You're Not a Better Engineer Because You Type Git Commands by Hand

Overall reaction to the article’s stance

  • Many see the title as flamebait or prescriptive (“you’re burning your life”), which pushes people away from AI instead of persuading them.
  • Several commenters agree with delegating boring, mechanical tasks to AI, but object to the absolutist life-advice framing.
  • Others feel the post lacks concrete examples or evidence for claims like “AI does this job better,” relying too much on “trust my X years of experience.”
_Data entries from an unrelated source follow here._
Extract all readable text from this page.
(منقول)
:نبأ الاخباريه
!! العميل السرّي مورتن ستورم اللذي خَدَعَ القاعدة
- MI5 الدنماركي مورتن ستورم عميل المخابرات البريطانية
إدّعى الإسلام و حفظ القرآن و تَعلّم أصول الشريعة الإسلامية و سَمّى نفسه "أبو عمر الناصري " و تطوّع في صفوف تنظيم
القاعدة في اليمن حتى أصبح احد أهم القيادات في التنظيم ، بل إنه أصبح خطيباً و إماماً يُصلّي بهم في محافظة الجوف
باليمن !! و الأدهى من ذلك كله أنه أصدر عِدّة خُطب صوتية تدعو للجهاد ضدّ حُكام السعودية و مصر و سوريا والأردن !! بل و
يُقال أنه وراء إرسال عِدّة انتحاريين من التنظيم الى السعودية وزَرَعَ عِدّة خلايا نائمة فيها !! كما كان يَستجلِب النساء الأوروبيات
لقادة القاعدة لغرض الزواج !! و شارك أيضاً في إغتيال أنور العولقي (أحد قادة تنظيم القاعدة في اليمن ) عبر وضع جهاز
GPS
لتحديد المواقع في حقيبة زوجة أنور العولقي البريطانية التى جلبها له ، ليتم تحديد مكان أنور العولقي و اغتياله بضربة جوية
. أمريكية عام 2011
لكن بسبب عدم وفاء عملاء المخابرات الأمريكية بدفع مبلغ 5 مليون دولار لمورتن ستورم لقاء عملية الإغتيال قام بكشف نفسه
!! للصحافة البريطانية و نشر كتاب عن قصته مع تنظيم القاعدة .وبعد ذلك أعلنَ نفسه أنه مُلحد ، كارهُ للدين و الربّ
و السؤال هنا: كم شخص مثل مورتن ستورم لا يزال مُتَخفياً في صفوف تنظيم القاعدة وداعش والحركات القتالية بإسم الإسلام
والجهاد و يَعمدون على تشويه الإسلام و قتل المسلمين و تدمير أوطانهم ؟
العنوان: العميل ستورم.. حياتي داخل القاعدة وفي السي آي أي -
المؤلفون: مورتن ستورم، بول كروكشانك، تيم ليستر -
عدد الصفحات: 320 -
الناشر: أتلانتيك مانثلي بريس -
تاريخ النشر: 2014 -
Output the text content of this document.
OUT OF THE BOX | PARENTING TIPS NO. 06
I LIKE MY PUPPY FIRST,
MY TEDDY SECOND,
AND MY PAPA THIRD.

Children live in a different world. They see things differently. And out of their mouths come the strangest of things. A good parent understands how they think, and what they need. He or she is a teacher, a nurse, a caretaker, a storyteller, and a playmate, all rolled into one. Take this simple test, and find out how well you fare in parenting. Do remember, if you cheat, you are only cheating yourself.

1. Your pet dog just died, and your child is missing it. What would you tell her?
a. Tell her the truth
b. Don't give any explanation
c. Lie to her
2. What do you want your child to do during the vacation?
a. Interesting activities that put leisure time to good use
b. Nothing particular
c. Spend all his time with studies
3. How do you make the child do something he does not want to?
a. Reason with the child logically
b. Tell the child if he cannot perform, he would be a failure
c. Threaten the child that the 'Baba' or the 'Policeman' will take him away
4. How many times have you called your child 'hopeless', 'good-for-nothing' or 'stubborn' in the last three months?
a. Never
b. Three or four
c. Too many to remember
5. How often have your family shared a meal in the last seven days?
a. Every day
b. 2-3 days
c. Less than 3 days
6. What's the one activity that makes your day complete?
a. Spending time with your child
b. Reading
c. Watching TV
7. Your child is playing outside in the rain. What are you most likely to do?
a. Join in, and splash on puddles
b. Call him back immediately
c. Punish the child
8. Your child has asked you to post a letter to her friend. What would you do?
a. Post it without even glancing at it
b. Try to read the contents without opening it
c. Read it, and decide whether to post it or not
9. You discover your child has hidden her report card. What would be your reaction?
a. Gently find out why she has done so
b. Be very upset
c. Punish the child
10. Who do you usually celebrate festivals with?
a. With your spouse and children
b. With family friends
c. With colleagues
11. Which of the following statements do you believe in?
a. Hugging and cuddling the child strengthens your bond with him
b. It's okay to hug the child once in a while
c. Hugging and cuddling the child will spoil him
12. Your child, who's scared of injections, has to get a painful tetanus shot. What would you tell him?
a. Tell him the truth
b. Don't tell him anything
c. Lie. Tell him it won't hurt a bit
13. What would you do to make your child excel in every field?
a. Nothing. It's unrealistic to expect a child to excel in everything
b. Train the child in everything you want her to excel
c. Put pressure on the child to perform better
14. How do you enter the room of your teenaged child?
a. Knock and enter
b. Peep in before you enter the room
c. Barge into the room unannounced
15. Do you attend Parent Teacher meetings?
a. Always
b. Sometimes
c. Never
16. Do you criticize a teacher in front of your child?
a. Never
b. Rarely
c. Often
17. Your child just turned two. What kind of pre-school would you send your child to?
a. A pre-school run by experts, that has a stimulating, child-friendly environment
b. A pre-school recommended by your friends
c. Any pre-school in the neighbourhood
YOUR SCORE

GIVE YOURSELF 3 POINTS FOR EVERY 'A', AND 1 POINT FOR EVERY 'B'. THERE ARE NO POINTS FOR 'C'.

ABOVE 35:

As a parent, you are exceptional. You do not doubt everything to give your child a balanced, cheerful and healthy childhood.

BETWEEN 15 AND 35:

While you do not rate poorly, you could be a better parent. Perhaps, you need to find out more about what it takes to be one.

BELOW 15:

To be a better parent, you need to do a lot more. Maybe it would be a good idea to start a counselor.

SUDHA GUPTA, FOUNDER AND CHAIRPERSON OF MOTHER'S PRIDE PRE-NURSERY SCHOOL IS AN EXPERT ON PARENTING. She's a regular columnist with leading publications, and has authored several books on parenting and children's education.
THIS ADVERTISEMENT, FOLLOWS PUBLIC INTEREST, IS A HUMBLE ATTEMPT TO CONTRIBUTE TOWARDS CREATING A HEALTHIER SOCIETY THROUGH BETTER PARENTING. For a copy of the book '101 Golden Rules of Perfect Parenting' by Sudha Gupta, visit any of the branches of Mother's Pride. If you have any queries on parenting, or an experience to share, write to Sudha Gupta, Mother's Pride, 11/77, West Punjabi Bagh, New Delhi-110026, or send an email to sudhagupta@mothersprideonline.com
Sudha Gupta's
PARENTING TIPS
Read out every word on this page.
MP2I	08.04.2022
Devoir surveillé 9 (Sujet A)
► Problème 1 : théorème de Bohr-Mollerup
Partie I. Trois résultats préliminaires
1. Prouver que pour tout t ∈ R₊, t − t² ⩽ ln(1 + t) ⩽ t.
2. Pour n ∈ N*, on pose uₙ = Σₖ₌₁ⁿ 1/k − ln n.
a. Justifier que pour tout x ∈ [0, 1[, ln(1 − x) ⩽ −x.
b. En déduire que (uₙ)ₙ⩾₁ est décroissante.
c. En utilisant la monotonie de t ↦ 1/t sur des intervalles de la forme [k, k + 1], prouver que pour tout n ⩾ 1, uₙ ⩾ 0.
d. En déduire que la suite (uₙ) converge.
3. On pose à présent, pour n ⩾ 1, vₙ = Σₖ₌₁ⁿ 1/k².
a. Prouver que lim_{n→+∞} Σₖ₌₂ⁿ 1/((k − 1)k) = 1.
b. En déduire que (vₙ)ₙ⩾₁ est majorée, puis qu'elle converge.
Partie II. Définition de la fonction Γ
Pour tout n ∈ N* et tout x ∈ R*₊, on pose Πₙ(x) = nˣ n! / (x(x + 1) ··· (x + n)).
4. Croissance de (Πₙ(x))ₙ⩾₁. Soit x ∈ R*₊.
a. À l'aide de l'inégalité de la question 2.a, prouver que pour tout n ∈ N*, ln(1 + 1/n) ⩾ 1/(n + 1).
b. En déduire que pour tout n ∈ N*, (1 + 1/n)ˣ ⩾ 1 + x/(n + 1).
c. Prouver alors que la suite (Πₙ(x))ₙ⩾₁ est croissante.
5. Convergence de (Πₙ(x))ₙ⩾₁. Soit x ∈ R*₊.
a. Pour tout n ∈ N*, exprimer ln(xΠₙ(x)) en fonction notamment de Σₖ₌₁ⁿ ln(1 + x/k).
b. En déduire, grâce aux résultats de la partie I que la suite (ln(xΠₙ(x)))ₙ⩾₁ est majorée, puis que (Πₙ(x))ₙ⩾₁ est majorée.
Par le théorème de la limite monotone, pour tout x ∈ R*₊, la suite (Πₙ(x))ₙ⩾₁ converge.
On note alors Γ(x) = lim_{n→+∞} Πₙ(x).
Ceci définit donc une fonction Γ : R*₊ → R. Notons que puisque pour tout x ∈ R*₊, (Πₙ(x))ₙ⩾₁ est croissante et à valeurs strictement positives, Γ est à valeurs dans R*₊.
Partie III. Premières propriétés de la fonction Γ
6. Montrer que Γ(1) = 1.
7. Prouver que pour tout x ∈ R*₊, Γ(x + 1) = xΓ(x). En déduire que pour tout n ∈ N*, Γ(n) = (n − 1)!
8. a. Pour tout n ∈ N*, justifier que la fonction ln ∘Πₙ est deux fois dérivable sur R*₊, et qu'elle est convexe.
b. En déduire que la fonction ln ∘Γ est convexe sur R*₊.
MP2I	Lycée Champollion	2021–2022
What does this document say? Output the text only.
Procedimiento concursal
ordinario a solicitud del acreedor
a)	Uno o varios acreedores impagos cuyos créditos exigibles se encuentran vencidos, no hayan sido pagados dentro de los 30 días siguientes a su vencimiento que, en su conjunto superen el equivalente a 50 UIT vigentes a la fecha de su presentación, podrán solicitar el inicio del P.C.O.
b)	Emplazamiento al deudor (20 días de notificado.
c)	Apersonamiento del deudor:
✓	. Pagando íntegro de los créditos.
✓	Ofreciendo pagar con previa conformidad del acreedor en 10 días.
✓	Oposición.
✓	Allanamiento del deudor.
AI for Git operations and PR workflow

  • Some engineers heavily delegate git work (rebases, merges, branch cleanup, PR labeling, checklist updates) to agents, calling most of it mechanical overhead.
  • Others keep LLMs away from direct git execution due to trust/safety concerns, using them only for advice or one-off commands.
  • A recurring view: AI-driven git is safe and effective if you already understand concepts like rebases, merges, and fast-forwards; dangerous if you don’t.

Commit messages, comments, and communication

  • Strong pushback on AI-written commit messages and PR descriptions:
    • Often verbose, irrelevant, or miss the actual intent.
    • Degrade git history, making bisecting and code archaeology harder.
  • Counterpoint: LLMs are excellent summarizers when carefully prompted, and can enforce consistent house style across a team.
  • Several argue that manually writing commits forces you to understand and take responsibility for changes, which improves overall technical quality.

Outsourcing thinking vs. abstractions

  • Concern that delegating too much to AI leads to atrophied skills and less understanding of one’s own code; “outsourcing thinking” vs. “tooling away drudgery.”
  • Others reply that abstractions are a cognitive necessity; AI is just another abstraction layer, like higher-level languages or IDE refactors.
  • Common middle ground:
    • You should understand at least one layer below where you operate.
    • AI is fine for grunt work if you still read diffs, run tests, and apply judgment.

Skills, productivity, and future of engineering

  • Some report AI-heavy workflows don’t dramatically speed feature delivery but free time for design, security, and data modeling, with fewer bugs.
  • There’s worry that if a role is reducible to “pressing next” on an AI/IDE, it’s easily replaced or commoditized.
  • Low-level knowledge (git, CLI, Linux) is defended as valuable when things break, though others predict models will eventually handle even recovery tasks.

Meta-discussion: AI content and detection

  • Visible frustration with constant accusations that every article is “AI slop” and overreliance on AI detectors.
  • Suggested norm: judge content by usefulness and clarity, not by whether it was AI-assisted.